Is lu_unpack (src) as efficient as possible? For instance let’s have a look at this part:
P = torch.eye(sz, device=LU_data.device, dtype=LU_data.dtype)
final_order = list(range(sz))
for k, j, in enumerate(LU_pivots_zero_idx):
final_order[k], final_order[j] = final_order[j], final_order[k]
P = P.index_select(1, torch.as_tensor(final_order, device=LU_pivots.device))
Why isn’t final_order
allocated on LU_pivots.device
from the start? Doesn’t final_order[j]
forces a sync if LU_pivots
is on a GPU?
I can’t edit the text of my question anymore. Maybe I sounded too critical.
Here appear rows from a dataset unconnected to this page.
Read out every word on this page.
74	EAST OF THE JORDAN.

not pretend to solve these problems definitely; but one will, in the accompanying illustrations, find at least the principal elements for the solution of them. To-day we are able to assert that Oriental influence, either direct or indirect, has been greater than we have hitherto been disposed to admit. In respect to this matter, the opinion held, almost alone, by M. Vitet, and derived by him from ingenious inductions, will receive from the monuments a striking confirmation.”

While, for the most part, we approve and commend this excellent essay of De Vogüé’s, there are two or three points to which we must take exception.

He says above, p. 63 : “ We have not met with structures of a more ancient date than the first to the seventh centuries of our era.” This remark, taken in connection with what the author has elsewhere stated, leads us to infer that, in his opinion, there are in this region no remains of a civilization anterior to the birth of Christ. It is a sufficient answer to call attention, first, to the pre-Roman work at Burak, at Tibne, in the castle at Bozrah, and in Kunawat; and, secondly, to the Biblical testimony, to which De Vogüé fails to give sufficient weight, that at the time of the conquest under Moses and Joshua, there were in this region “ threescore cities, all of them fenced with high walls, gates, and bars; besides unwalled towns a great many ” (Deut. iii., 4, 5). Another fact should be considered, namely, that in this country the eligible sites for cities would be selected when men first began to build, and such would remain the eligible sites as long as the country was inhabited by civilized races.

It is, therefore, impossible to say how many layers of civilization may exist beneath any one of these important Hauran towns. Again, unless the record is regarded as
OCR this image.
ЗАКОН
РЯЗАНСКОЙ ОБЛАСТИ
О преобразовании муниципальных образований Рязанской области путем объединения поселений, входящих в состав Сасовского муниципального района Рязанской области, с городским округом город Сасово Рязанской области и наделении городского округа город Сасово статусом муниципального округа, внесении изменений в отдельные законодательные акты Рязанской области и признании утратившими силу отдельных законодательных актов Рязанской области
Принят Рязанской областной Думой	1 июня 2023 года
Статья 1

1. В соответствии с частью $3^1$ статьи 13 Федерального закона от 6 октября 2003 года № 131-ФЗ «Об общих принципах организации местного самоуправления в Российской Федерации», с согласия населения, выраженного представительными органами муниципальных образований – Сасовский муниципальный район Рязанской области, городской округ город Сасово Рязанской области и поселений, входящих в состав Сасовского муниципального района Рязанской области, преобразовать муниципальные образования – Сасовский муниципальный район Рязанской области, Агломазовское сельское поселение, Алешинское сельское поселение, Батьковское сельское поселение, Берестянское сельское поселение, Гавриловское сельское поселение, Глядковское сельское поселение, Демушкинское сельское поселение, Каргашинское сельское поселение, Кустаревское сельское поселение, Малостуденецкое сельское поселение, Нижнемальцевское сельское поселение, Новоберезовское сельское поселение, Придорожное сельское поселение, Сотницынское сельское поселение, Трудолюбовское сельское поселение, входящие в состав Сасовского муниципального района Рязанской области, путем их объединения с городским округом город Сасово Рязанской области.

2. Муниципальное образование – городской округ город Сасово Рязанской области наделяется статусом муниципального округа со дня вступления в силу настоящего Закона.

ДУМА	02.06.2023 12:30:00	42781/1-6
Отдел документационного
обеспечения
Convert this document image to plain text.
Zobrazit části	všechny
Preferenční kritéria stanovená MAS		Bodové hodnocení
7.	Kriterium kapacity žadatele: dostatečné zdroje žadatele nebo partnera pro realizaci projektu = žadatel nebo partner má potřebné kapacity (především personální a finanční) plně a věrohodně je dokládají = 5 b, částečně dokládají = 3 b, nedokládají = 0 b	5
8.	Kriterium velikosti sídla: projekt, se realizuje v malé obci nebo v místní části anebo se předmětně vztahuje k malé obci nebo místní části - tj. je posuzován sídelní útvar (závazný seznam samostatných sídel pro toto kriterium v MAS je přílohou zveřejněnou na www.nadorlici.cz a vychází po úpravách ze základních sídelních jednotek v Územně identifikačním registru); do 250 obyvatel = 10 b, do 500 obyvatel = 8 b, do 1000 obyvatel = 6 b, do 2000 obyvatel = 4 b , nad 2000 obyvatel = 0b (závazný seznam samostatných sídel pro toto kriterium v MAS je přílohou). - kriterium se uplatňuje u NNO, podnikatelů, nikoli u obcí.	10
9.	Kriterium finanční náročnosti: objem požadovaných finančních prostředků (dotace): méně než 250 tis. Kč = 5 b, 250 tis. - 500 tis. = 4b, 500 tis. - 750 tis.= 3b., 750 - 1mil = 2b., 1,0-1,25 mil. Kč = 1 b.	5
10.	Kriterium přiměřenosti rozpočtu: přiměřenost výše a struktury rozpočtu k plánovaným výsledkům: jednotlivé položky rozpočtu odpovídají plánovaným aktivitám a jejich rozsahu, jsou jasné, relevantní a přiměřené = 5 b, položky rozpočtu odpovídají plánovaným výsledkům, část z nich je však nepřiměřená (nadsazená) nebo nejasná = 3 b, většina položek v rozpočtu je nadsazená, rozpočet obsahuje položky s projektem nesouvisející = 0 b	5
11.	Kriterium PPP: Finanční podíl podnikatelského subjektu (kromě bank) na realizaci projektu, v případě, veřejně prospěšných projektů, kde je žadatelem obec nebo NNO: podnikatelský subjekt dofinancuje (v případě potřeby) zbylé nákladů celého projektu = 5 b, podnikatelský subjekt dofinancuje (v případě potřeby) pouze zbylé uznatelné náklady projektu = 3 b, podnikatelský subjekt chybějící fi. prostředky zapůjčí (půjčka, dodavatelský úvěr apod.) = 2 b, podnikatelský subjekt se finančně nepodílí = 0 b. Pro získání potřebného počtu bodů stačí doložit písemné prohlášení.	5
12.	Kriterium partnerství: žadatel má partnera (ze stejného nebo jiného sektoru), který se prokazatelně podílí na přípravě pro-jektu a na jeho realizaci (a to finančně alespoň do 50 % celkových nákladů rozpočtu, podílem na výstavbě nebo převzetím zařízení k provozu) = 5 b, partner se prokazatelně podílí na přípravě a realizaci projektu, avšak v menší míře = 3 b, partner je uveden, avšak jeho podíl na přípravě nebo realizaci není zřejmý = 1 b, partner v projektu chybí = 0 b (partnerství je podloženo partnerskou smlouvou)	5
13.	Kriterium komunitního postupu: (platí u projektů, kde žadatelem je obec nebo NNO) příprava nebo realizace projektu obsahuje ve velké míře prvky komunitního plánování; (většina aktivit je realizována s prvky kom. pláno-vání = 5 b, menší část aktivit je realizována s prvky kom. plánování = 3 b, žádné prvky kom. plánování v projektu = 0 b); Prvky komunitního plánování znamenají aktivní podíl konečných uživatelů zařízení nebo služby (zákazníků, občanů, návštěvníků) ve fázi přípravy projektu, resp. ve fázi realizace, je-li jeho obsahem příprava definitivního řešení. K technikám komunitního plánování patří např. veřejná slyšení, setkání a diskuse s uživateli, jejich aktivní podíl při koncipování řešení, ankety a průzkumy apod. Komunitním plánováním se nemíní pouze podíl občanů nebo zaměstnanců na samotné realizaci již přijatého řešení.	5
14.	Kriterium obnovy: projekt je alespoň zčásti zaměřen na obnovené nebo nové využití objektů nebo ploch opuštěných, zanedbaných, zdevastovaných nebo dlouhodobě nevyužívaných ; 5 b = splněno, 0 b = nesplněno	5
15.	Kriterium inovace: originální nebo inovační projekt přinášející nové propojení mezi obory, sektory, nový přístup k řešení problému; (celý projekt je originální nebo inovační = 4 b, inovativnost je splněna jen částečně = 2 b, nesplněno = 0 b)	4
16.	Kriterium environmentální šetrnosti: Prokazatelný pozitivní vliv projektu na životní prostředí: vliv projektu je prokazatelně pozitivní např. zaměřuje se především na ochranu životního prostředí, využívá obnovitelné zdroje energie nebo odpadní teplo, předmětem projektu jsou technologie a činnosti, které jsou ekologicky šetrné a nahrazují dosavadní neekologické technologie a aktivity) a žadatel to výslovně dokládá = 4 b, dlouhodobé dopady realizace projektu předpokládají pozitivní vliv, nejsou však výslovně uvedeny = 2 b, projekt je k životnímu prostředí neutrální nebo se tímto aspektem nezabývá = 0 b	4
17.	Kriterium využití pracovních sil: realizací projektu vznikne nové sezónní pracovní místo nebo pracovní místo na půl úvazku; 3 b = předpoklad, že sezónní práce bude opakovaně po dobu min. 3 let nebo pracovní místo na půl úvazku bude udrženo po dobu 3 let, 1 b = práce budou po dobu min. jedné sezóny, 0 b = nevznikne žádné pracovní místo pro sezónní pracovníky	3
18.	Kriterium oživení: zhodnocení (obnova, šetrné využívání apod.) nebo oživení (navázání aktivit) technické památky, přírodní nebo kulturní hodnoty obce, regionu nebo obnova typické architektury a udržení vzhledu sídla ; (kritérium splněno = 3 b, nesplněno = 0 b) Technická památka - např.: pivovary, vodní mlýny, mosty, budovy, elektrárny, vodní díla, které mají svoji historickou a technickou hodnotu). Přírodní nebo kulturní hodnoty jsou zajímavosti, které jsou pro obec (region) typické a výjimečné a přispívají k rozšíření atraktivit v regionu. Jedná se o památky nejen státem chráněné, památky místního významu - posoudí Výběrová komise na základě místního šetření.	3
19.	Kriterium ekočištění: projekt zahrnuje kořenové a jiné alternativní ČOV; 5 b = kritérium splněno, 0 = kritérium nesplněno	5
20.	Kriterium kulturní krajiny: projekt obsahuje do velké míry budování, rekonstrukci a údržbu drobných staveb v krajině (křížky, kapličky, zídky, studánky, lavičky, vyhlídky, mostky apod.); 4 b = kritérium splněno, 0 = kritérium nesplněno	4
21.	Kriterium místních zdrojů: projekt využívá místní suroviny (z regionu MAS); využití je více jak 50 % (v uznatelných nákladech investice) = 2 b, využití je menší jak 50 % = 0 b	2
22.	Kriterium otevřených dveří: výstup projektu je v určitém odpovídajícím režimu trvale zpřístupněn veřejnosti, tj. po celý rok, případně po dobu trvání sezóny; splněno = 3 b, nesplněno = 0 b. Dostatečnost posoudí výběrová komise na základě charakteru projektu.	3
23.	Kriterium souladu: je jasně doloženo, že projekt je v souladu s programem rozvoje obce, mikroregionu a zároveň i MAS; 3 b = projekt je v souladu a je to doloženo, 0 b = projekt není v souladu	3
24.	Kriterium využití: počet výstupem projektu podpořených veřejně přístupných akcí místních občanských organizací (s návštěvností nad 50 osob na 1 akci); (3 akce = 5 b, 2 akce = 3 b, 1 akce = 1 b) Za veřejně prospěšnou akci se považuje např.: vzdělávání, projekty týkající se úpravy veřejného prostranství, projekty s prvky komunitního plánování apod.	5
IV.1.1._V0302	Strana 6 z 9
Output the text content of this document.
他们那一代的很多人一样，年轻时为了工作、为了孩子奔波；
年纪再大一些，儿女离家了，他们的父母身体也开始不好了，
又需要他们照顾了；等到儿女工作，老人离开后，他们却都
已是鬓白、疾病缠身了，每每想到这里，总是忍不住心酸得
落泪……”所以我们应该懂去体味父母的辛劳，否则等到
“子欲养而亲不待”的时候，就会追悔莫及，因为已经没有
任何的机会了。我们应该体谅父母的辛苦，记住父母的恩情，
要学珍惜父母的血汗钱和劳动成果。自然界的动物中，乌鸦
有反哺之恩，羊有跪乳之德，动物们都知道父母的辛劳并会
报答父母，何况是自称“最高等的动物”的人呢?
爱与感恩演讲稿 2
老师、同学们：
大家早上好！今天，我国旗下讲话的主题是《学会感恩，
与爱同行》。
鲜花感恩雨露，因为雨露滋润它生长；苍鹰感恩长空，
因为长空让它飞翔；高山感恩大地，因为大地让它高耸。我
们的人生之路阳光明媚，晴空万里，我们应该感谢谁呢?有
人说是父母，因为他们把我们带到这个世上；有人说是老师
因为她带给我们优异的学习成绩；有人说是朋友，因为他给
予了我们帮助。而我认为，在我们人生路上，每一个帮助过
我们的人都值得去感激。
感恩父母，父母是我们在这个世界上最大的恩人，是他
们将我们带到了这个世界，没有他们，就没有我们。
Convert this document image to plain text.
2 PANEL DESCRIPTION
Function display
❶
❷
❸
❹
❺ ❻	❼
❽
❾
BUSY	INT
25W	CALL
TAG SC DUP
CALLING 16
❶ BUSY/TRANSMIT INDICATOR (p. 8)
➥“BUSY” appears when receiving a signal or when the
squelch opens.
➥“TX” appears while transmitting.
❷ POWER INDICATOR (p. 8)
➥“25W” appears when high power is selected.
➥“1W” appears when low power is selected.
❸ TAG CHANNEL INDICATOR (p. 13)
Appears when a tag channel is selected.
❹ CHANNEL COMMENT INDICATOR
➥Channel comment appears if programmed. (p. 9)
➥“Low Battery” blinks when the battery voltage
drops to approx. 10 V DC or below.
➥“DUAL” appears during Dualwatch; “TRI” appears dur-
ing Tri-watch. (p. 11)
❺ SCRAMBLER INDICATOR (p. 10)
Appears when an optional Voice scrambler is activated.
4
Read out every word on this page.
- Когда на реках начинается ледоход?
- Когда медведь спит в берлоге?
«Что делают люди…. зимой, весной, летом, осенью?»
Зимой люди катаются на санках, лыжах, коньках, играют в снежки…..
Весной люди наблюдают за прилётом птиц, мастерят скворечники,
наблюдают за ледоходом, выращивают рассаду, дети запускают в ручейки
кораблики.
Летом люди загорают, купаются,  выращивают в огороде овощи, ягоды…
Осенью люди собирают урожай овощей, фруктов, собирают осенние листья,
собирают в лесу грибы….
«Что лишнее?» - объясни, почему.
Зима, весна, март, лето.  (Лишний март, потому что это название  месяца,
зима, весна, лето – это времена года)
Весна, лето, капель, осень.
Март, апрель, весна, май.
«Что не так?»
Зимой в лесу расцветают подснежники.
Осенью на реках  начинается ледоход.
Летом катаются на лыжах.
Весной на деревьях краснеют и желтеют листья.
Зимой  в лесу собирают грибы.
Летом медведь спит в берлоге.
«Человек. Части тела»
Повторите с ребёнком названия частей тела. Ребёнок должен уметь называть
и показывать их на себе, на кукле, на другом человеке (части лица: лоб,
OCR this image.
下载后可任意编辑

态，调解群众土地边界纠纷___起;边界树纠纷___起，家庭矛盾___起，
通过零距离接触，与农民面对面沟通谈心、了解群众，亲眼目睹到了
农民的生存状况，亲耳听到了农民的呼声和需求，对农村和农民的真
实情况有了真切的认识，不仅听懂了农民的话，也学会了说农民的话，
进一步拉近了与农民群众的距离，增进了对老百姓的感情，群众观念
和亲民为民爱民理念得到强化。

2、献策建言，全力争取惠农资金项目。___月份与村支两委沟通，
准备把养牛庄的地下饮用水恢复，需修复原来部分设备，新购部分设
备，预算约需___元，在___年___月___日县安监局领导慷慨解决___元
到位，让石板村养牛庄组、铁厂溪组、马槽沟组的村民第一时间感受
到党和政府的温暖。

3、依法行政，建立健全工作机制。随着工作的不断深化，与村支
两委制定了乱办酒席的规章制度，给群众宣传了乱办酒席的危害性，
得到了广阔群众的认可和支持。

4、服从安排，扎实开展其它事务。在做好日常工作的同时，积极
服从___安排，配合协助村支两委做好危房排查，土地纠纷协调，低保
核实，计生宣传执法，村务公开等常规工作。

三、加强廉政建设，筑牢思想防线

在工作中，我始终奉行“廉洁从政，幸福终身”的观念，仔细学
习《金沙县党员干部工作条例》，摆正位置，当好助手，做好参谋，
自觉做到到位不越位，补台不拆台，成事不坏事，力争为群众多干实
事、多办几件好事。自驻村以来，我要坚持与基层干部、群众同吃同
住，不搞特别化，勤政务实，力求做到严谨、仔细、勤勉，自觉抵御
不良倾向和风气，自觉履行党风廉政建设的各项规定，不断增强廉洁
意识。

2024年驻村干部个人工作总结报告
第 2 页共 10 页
I was just wondering whether there was a particular reason the author chose to use a Python list for final_order
instead of a tensor allocated on the same device as LU_pivots
.
It’s my understanding that most(?) of PyTorch commands are asynchronous, that is, the command returns right away and doesn’t wait for the operation to complete. If we use the computed value on the Python-side, though, the Python code stops and waits for the value to be available before proceeding to the next statement.
So I think that if final_order
were a PyTorch tensor then the whole piece of code above would be executed asynchronously without any slowdown. Also, the last line wouldn’t need to transfer data between devices.